Michael Tischler, DDS


This month, in our Implants Today section, 3 out of our 4 authors, Drs. Tim Kosinski, David Little, and Jack Piermatti, who are distinguished Implants Today advisory board members, are joined by another leading expert in implant dentistry, Dr. Paul Bylis. These esteemed authors cover a wide variety of implant topics, providing a reminder of how many disciplines are involved for successful implant treatment. Implant dentistry is truly a multidisciplinary modality. The excellent contributions by Dr. Little and his co-author, Dr. Gary Radz, and by Dr. Bylis, both focus on how the digital workflow has become mainstream in the delivery of dental implant treatments. In Dr. Little’s article, “Full-Arch, Implant-Supported Rehabilitation: A Fully Digital and Collaborative Approach,” he states that “The inherent characteristics of digital data and processes facilitate enhanced communication and collaboration among treatment team members, ultimately enabling everyone involved to provide the best possible contribution to the definitive prosthetic outcome.” It is my opinion that this really sums up the many advantages of a digital workflow.

While realizing that the processes of a digital workflow are becoming more mainstream, Dr.
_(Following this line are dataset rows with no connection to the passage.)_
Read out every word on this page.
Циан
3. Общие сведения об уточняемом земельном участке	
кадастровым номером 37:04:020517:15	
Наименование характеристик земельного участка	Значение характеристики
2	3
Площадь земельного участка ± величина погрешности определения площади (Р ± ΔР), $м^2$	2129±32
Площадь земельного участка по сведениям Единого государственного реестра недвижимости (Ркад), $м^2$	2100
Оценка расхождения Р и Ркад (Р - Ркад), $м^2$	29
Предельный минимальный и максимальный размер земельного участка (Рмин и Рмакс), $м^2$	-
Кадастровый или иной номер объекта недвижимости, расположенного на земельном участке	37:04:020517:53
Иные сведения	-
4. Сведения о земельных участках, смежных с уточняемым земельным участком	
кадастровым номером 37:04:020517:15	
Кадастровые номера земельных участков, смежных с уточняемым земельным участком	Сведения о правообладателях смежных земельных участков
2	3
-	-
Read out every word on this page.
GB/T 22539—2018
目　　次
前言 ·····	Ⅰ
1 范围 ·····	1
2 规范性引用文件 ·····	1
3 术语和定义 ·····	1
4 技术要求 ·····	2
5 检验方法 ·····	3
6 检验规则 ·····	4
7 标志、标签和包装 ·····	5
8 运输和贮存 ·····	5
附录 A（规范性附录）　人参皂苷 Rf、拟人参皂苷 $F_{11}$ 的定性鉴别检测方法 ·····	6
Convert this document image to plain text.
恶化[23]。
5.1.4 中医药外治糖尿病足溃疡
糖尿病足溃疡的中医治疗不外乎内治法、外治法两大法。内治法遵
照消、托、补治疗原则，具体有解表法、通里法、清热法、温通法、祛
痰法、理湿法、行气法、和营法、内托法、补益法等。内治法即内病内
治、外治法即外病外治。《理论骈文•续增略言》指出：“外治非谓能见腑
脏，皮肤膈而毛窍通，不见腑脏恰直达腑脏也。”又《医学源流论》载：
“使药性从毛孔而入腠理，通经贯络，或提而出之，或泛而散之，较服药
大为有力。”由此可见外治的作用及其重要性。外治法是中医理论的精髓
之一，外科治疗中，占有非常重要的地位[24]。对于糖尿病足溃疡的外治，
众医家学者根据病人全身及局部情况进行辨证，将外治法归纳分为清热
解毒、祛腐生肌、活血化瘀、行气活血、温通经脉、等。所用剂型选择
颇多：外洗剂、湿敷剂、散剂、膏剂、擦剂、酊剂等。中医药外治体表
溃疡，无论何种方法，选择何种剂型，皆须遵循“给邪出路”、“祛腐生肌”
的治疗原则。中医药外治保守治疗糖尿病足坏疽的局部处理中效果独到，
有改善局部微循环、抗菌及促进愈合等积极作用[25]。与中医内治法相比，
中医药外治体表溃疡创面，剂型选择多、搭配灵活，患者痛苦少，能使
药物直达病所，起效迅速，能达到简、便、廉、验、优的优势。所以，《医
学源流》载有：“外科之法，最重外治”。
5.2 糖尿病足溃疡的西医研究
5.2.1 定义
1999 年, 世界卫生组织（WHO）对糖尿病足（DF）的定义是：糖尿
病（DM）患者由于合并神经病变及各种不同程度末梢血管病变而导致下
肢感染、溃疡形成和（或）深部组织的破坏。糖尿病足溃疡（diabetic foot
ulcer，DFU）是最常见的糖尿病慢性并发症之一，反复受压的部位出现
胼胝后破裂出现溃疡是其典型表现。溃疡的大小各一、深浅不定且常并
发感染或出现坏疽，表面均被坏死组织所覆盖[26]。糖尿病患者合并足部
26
Kosinski’s article on bone grafting brings us back to the basics and reminds us that having a sound osseous structure for dental implant support is one of the foundational requirements of success for all implant treatment. He shares a unique technique for creating autogenous bone from the dentin in the patients’ extracted tooth roots. While other autogenous soft and osseous tissues are commonly used for patient treatment, this is the first time that dentin, through this novel technology, allows success for osseous support. In his article on the topic of the 2-implant mandibular overdenture, Dr. Piermatti, a prosthodontist, highlights the importance of how a patient’s anatomical landmarks should be utilized for a removable implant-supported overdenture, especially when only 2 implants are helping to support it.

This unique mix of articles points out how there must exist a broad base of knowledge to successfully treat our patients for missing teeth with dental implants. As clinicians, to predictably and successfully deliver implant treatment, multiple continuing educational venues and curricula must be pursued and mastered.